Hacker News new | ask | show | jobs
by r0b05 42 days ago
It's an interesting point but local gpu efficiency is not something I think about when I'm being rate limited or when my subscription costs keep rising.
1 comments

I think folks in this thread are underestimating how expensive it is to serve a SoTA model at 100 tokens a second. In addition to the $500k in capital costs, you also have significant electricity costs.

This stuff is expensive because supply is much lower than demand. If everyone was to run their own hardware with a batch size of 1, we'd have 100x more demand for inference hardware and electricity than we do now, and people would be even more frustrated. Efficiency is everything, and we need all the economies of scale we can get to meet demand.

But that's why you shouldn't expect local models to provide quick real-time answers, at least not with the same smarts as SOTA models running in the cloud. Slow batched inference (if possible - RAM capacity can obviously be a challenge with typical models and end-user hardware) can be a lot more effective.
My point is that it is WAY more efficient if we put the world's DRAM supply into a shared inference pool instead of stranding it in local machines where it won't have as high of batch size or utilization.

The cost of not being efficient is even higher DRAM costs than we have now, given supply and demand.

Much of the world's DRAM stock is sitting idle in consumers' local machines and on-prem servers. If that DRAM gets some use, even "inefficiently", that's a meaningful decrease in demand.
That DRAM would get even more use if it was removed from these machines and placed into a shared pool :) I joke, but thanks to the brutal DRAM market there has been some movement in this direction lately...
I think the question of who controls the model is far more pressing than the question of who owns the DRAM.

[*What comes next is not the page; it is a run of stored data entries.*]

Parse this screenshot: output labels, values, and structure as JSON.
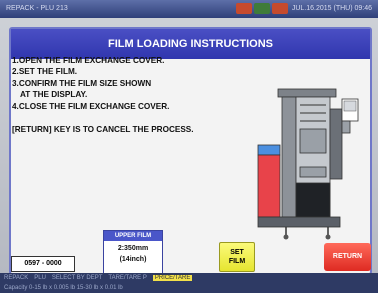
{
  "status_bar": {
    "left_text": "REPACK - PLU 213",
    "right_text": "JUL.16.2015 (THU) 09:46"
  },
  "panel": {
    "title": "FILM LOADING INSTRUCTIONS"
  },
  "instructions": {
    "steps": [
      "1.OPEN THE FILM EXCHANGE COVER.",
      "2.SET THE FILM.",
      "3.CONFIRM THE FILM SIZE SHOWN",
      "AT THE DISPLAY.",
      "4.CLOSE THE FILM EXCHANGE COVER."
    ],
    "note": "[RETURN] KEY IS TO CANCEL THE PROCESS."
  },
  "counter": {
    "value": "0597 - 0000"
  },
  "film": {
    "label": "UPPER FILM",
    "size_mm": "2:350mm",
    "size_inch": "(14inch)"
  },
  "buttons": {
    "set_line1": "SET",
    "set_line2": "FILM",
    "return_label": "RETURN"
  },
  "bottom_bar": {
    "items": [
      "REPACK",
      "PLU",
      "SELECT BY DEPT",
      "TARE/TARE P",
      "PRICE/TARE"
    ],
    "capacity": "Capacity 0-15 lb x 0.005 lb 15-30 lb x 0.01 lb"
  },
  "colors": {
    "title_bar": "#3a3fb8",
    "set_button": "#f2f156",
    "return_button": "#ef3c33",
    "machine_red": "#e8434a",
    "machine_blue": "#4b8fe0"
  }
}
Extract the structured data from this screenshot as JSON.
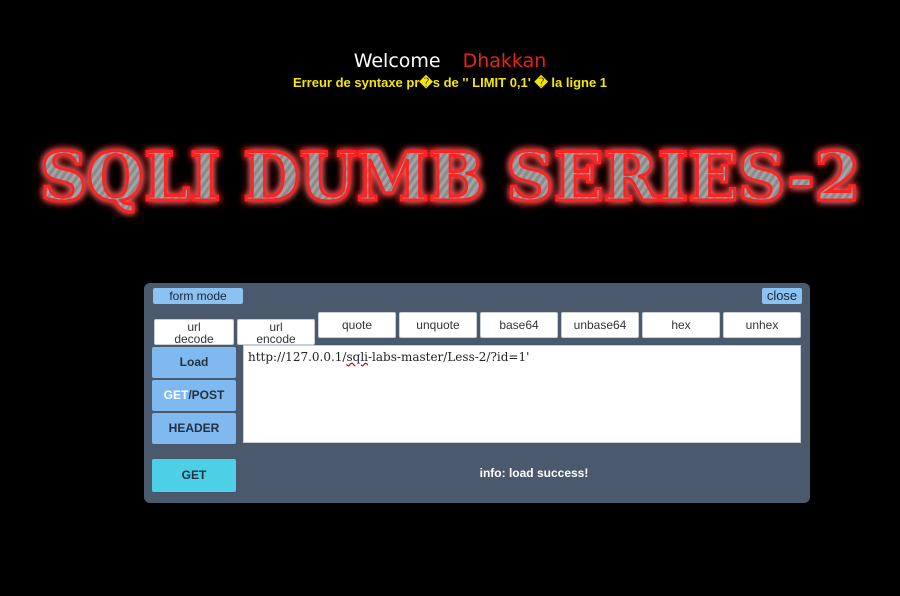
{
  "header": {
    "welcome": "Welcome",
    "username": "Dhakkan",
    "error": "Erreur de syntaxe pr�s de '' LIMIT 0,1' � la ligne 1"
  },
  "logo": {
    "text": "SQLI DUMB SERIES-2",
    "fill_color": "#9a9a9a",
    "glow_color": "#ff1a1a"
  },
  "toolbar": {
    "form_mode": "form mode",
    "close": "close",
    "url_decode": [
      "url",
      "decode"
    ],
    "url_encode": [
      "url",
      "encode"
    ],
    "quote": "quote",
    "unquote": "unquote",
    "base64": "base64",
    "unbase64": "unbase64",
    "hex": "hex",
    "unhex": "unhex"
  },
  "side": {
    "load": "Load",
    "get": "GET",
    "post": "/POST",
    "header": "HEADER"
  },
  "url": {
    "prefix": "http://127.0.0.1/",
    "squiggle": "sqli",
    "suffix": "-labs-master/Less-2/?id=1'"
  },
  "submit": {
    "label": "GET"
  },
  "info": {
    "message": "info: load success!"
  }
}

It's easy to rattle off a half-dozen different vectors of likely enshittification over the next few years -- ranging from increasing censorship, to lower rate limits, to removal of existing features and forced addition of unwelcome new ones, to extortionate price increases, to unexplained and irreversible account bans. The only way to avoid them all is by running weights you own on hardware you control.

How smart and how fast is your local model? Those are certainly important questions, but "Does it exist at all?" is more important.